And nothing seen or heard at the National Car Rental Center on October 9 is going to broaden Bandwidth's narrow little spectrum of opinions on this score. We find admiring the band's underdog status quite easy -- its new album, Lateralus, debuted at No. 1 on the Billboard chart with practically no commercial airplay, and the massive arena was less than full that Tuesday -- but I just can't get into the band's faux seriousness. Maybe touring with King Crimson taught the quartet some musical discipline, because the sound was impeccable and the performances professional to a fault, but Tool's entire premise smacks of cold calculation and market research. When furor was called for, Tool measured out a maelstrom. When restraint was needed, Tool broke out the fake tablas. Singer Maynard James Keenan spent the evening contorting in the shadows before a video screen, a depraved, apprehensive apparition. Interesting? Kinda. Compelling? Not in the least.

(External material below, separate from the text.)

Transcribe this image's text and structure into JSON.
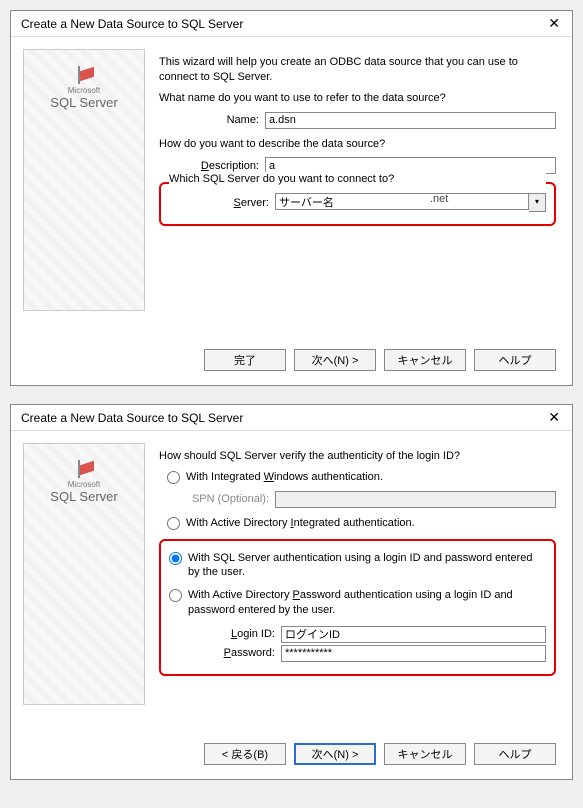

Perhaps most disappointing was the promised eye-popping spectacle hyped in advance of this concert. In reality the visuals were laughably see-through. I mean, anyone old enough to have taken a couple hits of acid, watched Eraserhead three or four times, and listened to Pink Floyd could direct a Tool video. Projected on huge screens were all the familiar Toolian themes, which can be picked apart thusly:
Worms squirm. Amputees are cool. Want some Bacon with that, Francis?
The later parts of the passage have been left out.